The people who knew Jesus saw him as a healer, that is, one who could restore a new spiritedness to people, and give meaning to their lives that had been cut-off, deafened to the proclamation that God is love, and human beings have dignity and worth. The people bring to Jesus a man who is deaf. Of course, people who are deaf usually cannot speak or at least have some kind of speech impediment that comes from not being able to hear. You can’t hear; you usually can’t speak. In the story Jesus takes the man aside, spits, and touches the man’s tongue. Spittle was a part of the folk healing process of the time. Spitting was believed to divert evil spirits, or the evil eye. Jesus then says in the Aramaic, “Ephphatha,” which means “Be opened.” Mark keeps the Aramaic word “Ephphatha,” because that was the word with the power of healing. The man is immediately able to hear, as well as then able to speak.

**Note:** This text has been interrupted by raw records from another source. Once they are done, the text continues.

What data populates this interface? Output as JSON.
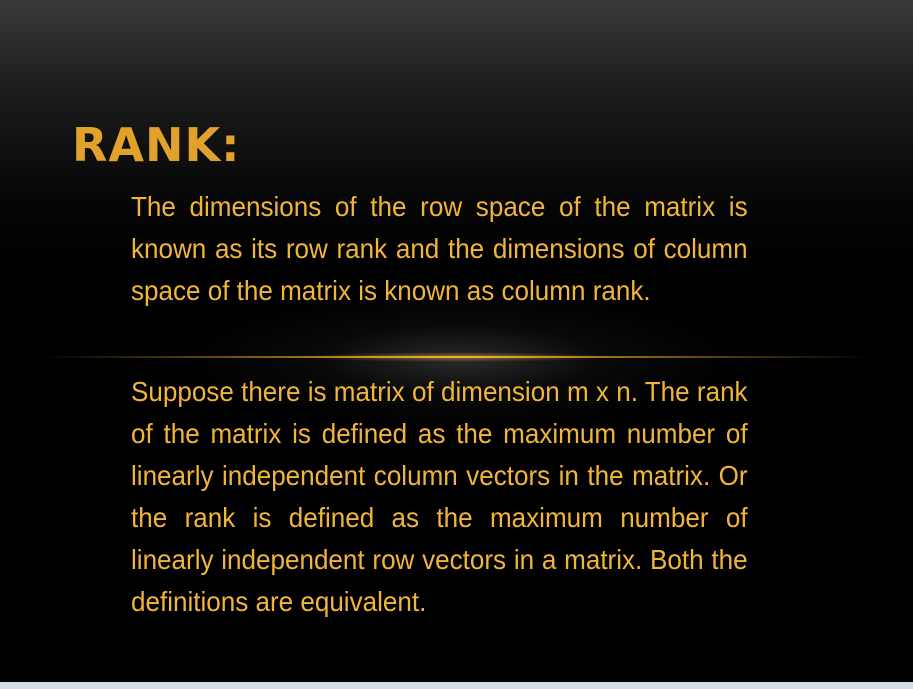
{
  "slide": {
    "title": "RANK:",
    "paragraphs": [
      "The dimensions of the row space of the matrix is known as its row rank and the dimensions of column space of the matrix is known as column rank.",
      "Suppose there is matrix of dimension m x n. The rank of the matrix is defined as the maximum number of linearly independent column vectors in the matrix. Or the rank is defined as the maximum number of linearly independent row vectors in a matrix. Both the definitions are equivalent."
    ]
  },
  "colors": {
    "title": "#e0a22a",
    "body_text": "#f1b53a",
    "background": "#000000",
    "divider": "#f0b030"
  }
}
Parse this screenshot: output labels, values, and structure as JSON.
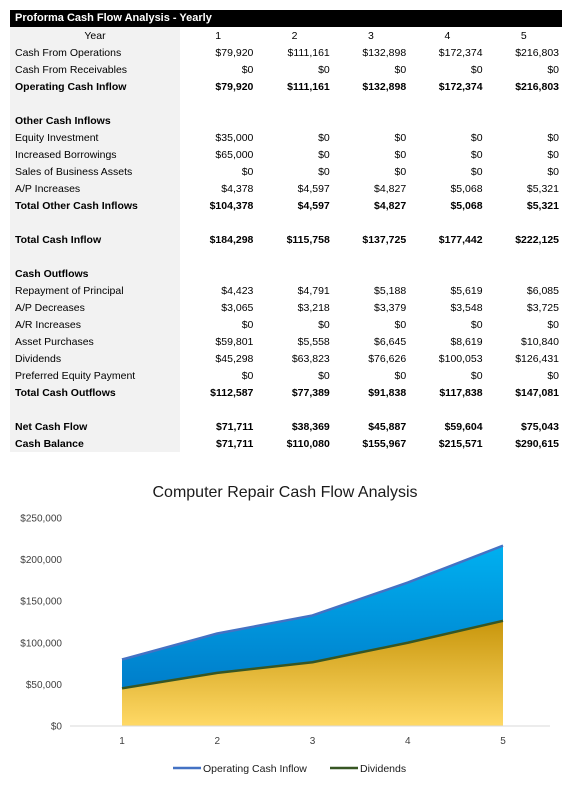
{
  "report": {
    "title": "Proforma Cash Flow Analysis - Yearly",
    "header": {
      "label": "Year",
      "years": [
        "1",
        "2",
        "3",
        "4",
        "5"
      ]
    },
    "rows": [
      {
        "label": "Cash From Operations",
        "values": [
          "$79,920",
          "$111,161",
          "$132,898",
          "$172,374",
          "$216,803"
        ],
        "bold": false
      },
      {
        "label": "Cash From Receivables",
        "values": [
          "$0",
          "$0",
          "$0",
          "$0",
          "$0"
        ],
        "bold": false
      },
      {
        "label": "Operating Cash Inflow",
        "values": [
          "$79,920",
          "$111,161",
          "$132,898",
          "$172,374",
          "$216,803"
        ],
        "bold": true
      },
      {
        "spacer": true
      },
      {
        "label": "Other Cash Inflows",
        "values": [
          "",
          "",
          "",
          "",
          ""
        ],
        "bold": true
      },
      {
        "label": "Equity Investment",
        "values": [
          "$35,000",
          "$0",
          "$0",
          "$0",
          "$0"
        ],
        "bold": false
      },
      {
        "label": "Increased Borrowings",
        "values": [
          "$65,000",
          "$0",
          "$0",
          "$0",
          "$0"
        ],
        "bold": false
      },
      {
        "label": "Sales of Business Assets",
        "values": [
          "$0",
          "$0",
          "$0",
          "$0",
          "$0"
        ],
        "bold": false
      },
      {
        "label": "A/P Increases",
        "values": [
          "$4,378",
          "$4,597",
          "$4,827",
          "$5,068",
          "$5,321"
        ],
        "bold": false
      },
      {
        "label": "Total Other Cash Inflows",
        "values": [
          "$104,378",
          "$4,597",
          "$4,827",
          "$5,068",
          "$5,321"
        ],
        "bold": true
      },
      {
        "spacer": true
      },
      {
        "label": "Total Cash Inflow",
        "values": [
          "$184,298",
          "$115,758",
          "$137,725",
          "$177,442",
          "$222,125"
        ],
        "bold": true
      },
      {
        "spacer": true
      },
      {
        "label": "Cash Outflows",
        "values": [
          "",
          "",
          "",
          "",
          ""
        ],
        "bold": true
      },
      {
        "label": "Repayment of Principal",
        "values": [
          "$4,423",
          "$4,791",
          "$5,188",
          "$5,619",
          "$6,085"
        ],
        "bold": false
      },
      {
        "label": "A/P Decreases",
        "values": [
          "$3,065",
          "$3,218",
          "$3,379",
          "$3,548",
          "$3,725"
        ],
        "bold": false
      },
      {
        "label": "A/R Increases",
        "values": [
          "$0",
          "$0",
          "$0",
          "$0",
          "$0"
        ],
        "bold": false
      },
      {
        "label": "Asset Purchases",
        "values": [
          "$59,801",
          "$5,558",
          "$6,645",
          "$8,619",
          "$10,840"
        ],
        "bold": false
      },
      {
        "label": "Dividends",
        "values": [
          "$45,298",
          "$63,823",
          "$76,626",
          "$100,053",
          "$126,431"
        ],
        "bold": false
      },
      {
        "label": "Preferred Equity Payment",
        "values": [
          "$0",
          "$0",
          "$0",
          "$0",
          "$0"
        ],
        "bold": false
      },
      {
        "label": "Total Cash Outflows",
        "values": [
          "$112,587",
          "$77,389",
          "$91,838",
          "$117,838",
          "$147,081"
        ],
        "bold": true
      },
      {
        "spacer": true
      },
      {
        "label": "Net Cash Flow",
        "values": [
          "$71,711",
          "$38,369",
          "$45,887",
          "$59,604",
          "$75,043"
        ],
        "bold": true
      },
      {
        "label": "Cash Balance",
        "values": [
          "$71,711",
          "$110,080",
          "$155,967",
          "$215,571",
          "$290,615"
        ],
        "bold": true
      }
    ]
  },
  "chart_data": {
    "type": "area",
    "title": "Computer Repair Cash Flow Analysis",
    "categories": [
      "1",
      "2",
      "3",
      "4",
      "5"
    ],
    "ylim": [
      0,
      250000
    ],
    "yticks": [
      0,
      50000,
      100000,
      150000,
      200000,
      250000
    ],
    "ytick_labels": [
      "$0",
      "$50,000",
      "$100,000",
      "$150,000",
      "$200,000",
      "$250,000"
    ],
    "grid": false,
    "legend_position": "bottom",
    "series": [
      {
        "name": "Operating Cash Inflow",
        "values": [
          79920,
          111161,
          132898,
          172374,
          216803
        ],
        "line_color": "#4472c4",
        "fill_top": "#00b0f0",
        "fill_bottom": "#0070c0"
      },
      {
        "name": "Dividends",
        "values": [
          45298,
          63823,
          76626,
          100053,
          126431
        ],
        "line_color": "#375623",
        "fill_top": "#c8960c",
        "fill_bottom": "#ffd966"
      }
    ]
  }
}
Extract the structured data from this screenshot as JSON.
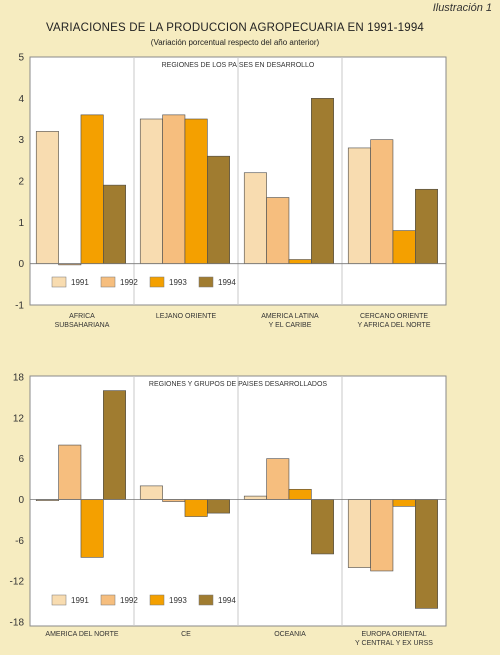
{
  "header": {
    "label": "Ilustración 1",
    "title": "VARIACIONES DE LA PRODUCCION AGROPECUARIA EN 1991-1994",
    "subtitle": "(Variación porcentual respecto del año anterior)"
  },
  "colors": {
    "background": "#f6ecc0",
    "panel": "#ffffff",
    "series": [
      "#f8dcb0",
      "#f6be7e",
      "#f4a000",
      "#a07c30"
    ]
  },
  "chart_data": [
    {
      "type": "bar",
      "panel_title": "REGIONES DE LOS PAISES EN DESARROLLO",
      "categories": [
        "AFRICA\nSUBSAHARIANA",
        "LEJANO ORIENTE",
        "AMERICA LATINA\nY EL CARIBE",
        "CERCANO ORIENTE\nY AFRICA DEL NORTE"
      ],
      "series": [
        {
          "name": "1991",
          "values": [
            3.2,
            3.5,
            2.2,
            2.8
          ]
        },
        {
          "name": "1992",
          "values": [
            0.0,
            3.6,
            1.6,
            3.0
          ]
        },
        {
          "name": "1993",
          "values": [
            3.6,
            3.5,
            0.1,
            0.8
          ]
        },
        {
          "name": "1994",
          "values": [
            1.9,
            2.6,
            4.0,
            1.8
          ]
        }
      ],
      "yticks": [
        5,
        4,
        3,
        2,
        1,
        0,
        -1
      ],
      "ylim": [
        -1,
        5
      ],
      "grid": false,
      "legend": "bottom"
    },
    {
      "type": "bar",
      "panel_title": "REGIONES Y GRUPOS DE PAISES DESARROLLADOS",
      "categories": [
        "AMERICA DEL NORTE",
        "CE",
        "OCEANIA",
        "EUROPA ORIENTAL\nY CENTRAL Y EX URSS"
      ],
      "series": [
        {
          "name": "1991",
          "values": [
            0.0,
            2.0,
            0.5,
            -10.0
          ]
        },
        {
          "name": "1992",
          "values": [
            8.0,
            -0.3,
            6.0,
            -10.5
          ]
        },
        {
          "name": "1993",
          "values": [
            -8.5,
            -2.5,
            1.5,
            -1.0
          ]
        },
        {
          "name": "1994",
          "values": [
            16.0,
            -2.0,
            -8.0,
            -16.0
          ]
        }
      ],
      "yticks": [
        18,
        12,
        6,
        0,
        -6,
        -12,
        -18
      ],
      "ylim": [
        -18,
        18
      ],
      "grid": false,
      "legend": "bottom"
    }
  ]
}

In this time, there was little concern with how did Jesus do that. Only modern people are concerned about the science behind the healing. The people of this time simply rejoiced in the healing, the miracle, the spirituality of the occasion, and saw that Jesus was giving new meaning and hope to a man’s life that had previously been an expendable person of no use, and unworthy by virtue of his impediment to enter the Jerusalem Temple. It was a sign that God had come to his people to restore, redeem, and reclaim the least, last, and lost. It is a sign of the new age.
Just a little later in Mark’s gospel (8:22f) is another story of Jesus healing a blind man, and again Jesus uses the spittle and touches the man’s eyes. And the man is able to see. You see here how Mark is telling how the blind are seeing, and the deaf are hearing, and the tongue of the speechless sings for joy. An expendable people who have been ostracized and excommunicated have come to be restored through Jesus Christ to hear, to see, to experience, and to proclaim the fact that God does indeed come to them with his mercy, compassion, and love. While Jesus seems to want this news contained at least for the moment, the crowds proclaim this messianic moment or event. Their spiritual desert is coming into bloom.
The Epistle of James today addresses the issue that the discipleship of Christ is not merely to be hearers of the word, but to be doers of the word. Today at this picnic we want to give thanks and to make note of some people who do their part in this parish to enable our children and young people to hear the message of God’s redeeming love and presence. These people are our Sunday School teachers and youth leaders. They do their part throughout the year to help children, who might be otherwise preoccupied or distracted to hear the message of the great, wonderful, and miraculous story of God coming to his people in Jesus Christ. Many of our people have participated in the Sunday School for a number of years, and I wish that many more of you could see the significant outlay of energy and effort that has gone into some of our recent Bible School Programs. We should all be extraordinarily grateful for their work, their commitment, their devotion.
What I have also seen happening, is that some of our young people, through the witness of the adult teachers, have also through the learning process been very helpful with helping ministries with the younger children. You see how it works. Each of us in our teaching ministries, enable others like our children to hear the message of God’s love in Christ. Through that witness many of these youngsters go on to carry the message themselves: the tongues of the once speechless sing for joy.
Today, we wish to honor those who have had a part in the teaching ministry of this parish. We also want to declare the importance of that teaching ministry by clearly making us all aware that it is an important ministry of helping our children and youth to hear the Gospel, of bestowing upon our children their intrinsic worth in the life of the parish so that they may also carry on the message of God’s redeeming love revealed through the life, death, and resurrection of our Lord, Jesus Christ.